Tuesday, June 12, 2012

And So It Begins...

This Friday I have my first job interview in over 10 years.  Quite honestly, I cannot even believe it's happening.  I haven't been looking all that long, I haven't applied to too many places and I've had a very defeatist attitude about it.  My reality is that I have not worked outside my home for 11 years.  I do not have a very professional look.  My skills are rusty.  This doesn't exactly sound like the makings of a good job candidate IMO.  My friends kept telling me to be confident.  That any company would be lucky to have me.  That my life experience over the past 11 years is invaluable.  I kind of thought they were blowing smoke up my ass!  But maybe it worked.  I started to see things a little differently.

And then a miracle happens.  After only about 3 or 4 weeks of looking, company saw my resume online and actually wants to meet with me.  It's an interesting business and it's in my ideal location.  I have an interview on Friday.  I'm absolutely terrified!

I haven't been in an office setting for so long and when I was it was so laid back.  In fact, it was just me and one other person and most of the time she traveled so I was alone.  I loved it.  Quite frankly if that office hadn't been closed down I might even still be there.  Eh, maybe not.  I think I would have had to eventually branch out and discover myself.   But that's besides the point.  I'm talking about the here and the now.  And the now is, that I have a job interview.  On Friday.  And I have 3 days left to prepare myself.  I need clothes to hide visible tattoo's.  I need to familiarize myself with the company.  I need to find a portfolio in my room of crap and make a few copies of my resume to have on hand.  I need to calm the fuck down and take everyone's advice and just go in and be myself.



It's my first interview and I don't expect it to equate to actually getting a job.  I suppose stranger things have happened, but it seems unlikely.  I guess that's probably the wrong attitude to have as well so I will have to adjust that mindset by Friday too.

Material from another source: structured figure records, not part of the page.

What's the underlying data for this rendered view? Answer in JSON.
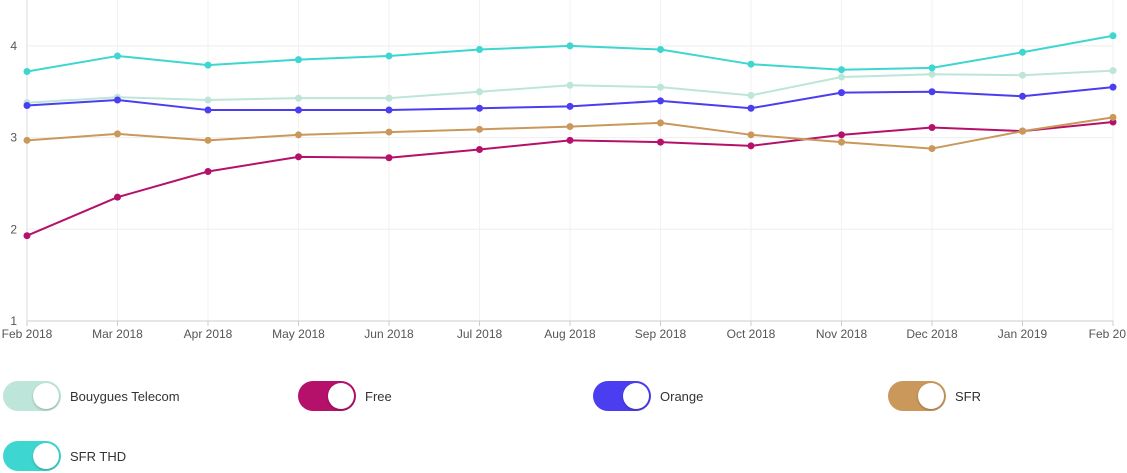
{
  "chart_data": {
    "type": "line",
    "title": "",
    "xlabel": "",
    "ylabel": "",
    "x": [
      "Feb 2018",
      "Mar 2018",
      "Apr 2018",
      "May 2018",
      "Jun 2018",
      "Jul 2018",
      "Aug 2018",
      "Sep 2018",
      "Oct 2018",
      "Nov 2018",
      "Dec 2018",
      "Jan 2019",
      "Feb 20"
    ],
    "ylim": [
      1,
      4.5
    ],
    "yticks": [
      "1",
      "2",
      "3",
      "4"
    ],
    "grid": true,
    "legend_position": "bottom",
    "series": [
      {
        "name": "Bouygues Telecom",
        "color": "#bde5da",
        "values": [
          3.38,
          3.44,
          3.41,
          3.43,
          3.43,
          3.5,
          3.57,
          3.55,
          3.46,
          3.66,
          3.69,
          3.68,
          3.73
        ]
      },
      {
        "name": "Free",
        "color": "#b5106a",
        "values": [
          1.93,
          2.35,
          2.63,
          2.79,
          2.78,
          2.87,
          2.97,
          2.95,
          2.91,
          3.03,
          3.11,
          3.07,
          3.17
        ]
      },
      {
        "name": "Orange",
        "color": "#4b3df0",
        "values": [
          3.35,
          3.41,
          3.3,
          3.3,
          3.3,
          3.32,
          3.34,
          3.4,
          3.32,
          3.49,
          3.5,
          3.45,
          3.55
        ]
      },
      {
        "name": "SFR",
        "color": "#c9985a",
        "values": [
          2.97,
          3.04,
          2.97,
          3.03,
          3.06,
          3.09,
          3.12,
          3.16,
          3.03,
          2.95,
          2.88,
          3.07,
          3.22
        ]
      },
      {
        "name": "SFR THD",
        "color": "#3dd6d0",
        "values": [
          3.72,
          3.89,
          3.79,
          3.85,
          3.89,
          3.96,
          4.0,
          3.96,
          3.8,
          3.74,
          3.76,
          3.93,
          4.11
        ]
      }
    ]
  },
  "legend": [
    {
      "label": "Bouygues Telecom",
      "color": "#bde5da"
    },
    {
      "label": "Free",
      "color": "#b5106a"
    },
    {
      "label": "Orange",
      "color": "#4b3df0"
    },
    {
      "label": "SFR",
      "color": "#c9985a"
    },
    {
      "label": "SFR THD",
      "color": "#3dd6d0"
    }
  ]
}
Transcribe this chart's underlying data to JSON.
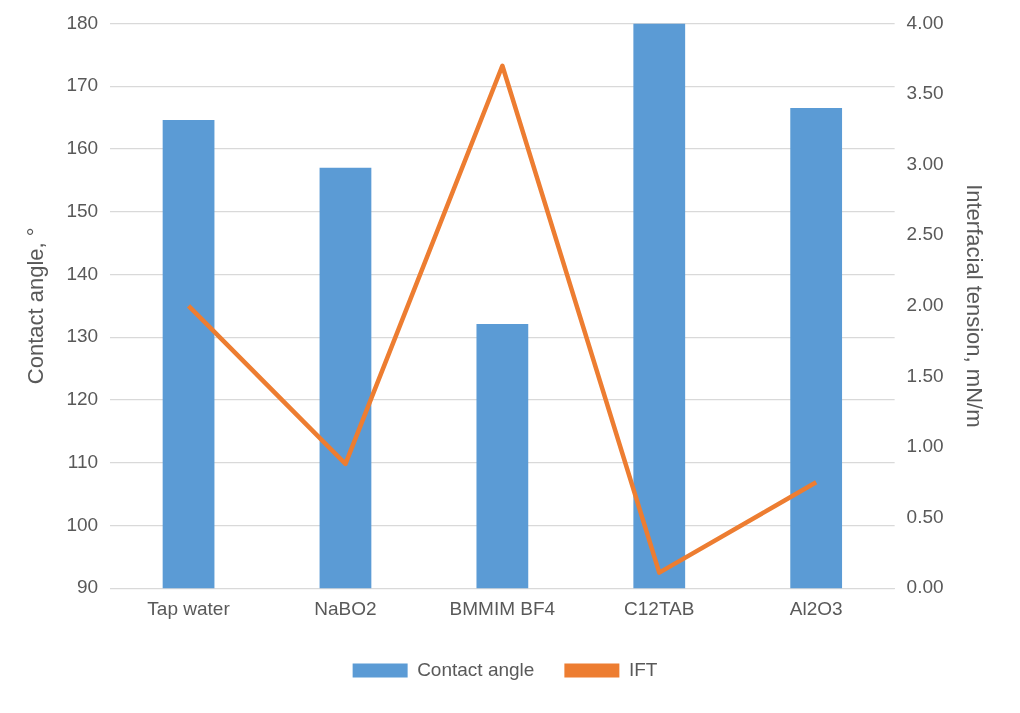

I've discovered so many things I want in life over the past year... well discovered is probably the wrong word, it's more like realized or even let myself finally think about those things, and the first step in getting what I want is getting a job.  Once I have it, then plans can be made and things can start happening.  It's an exciting time, a scary time, and OMG a seriously amazing time in my life right now.  The biggest thing that I have realized through all this self discovery is, it's not too late!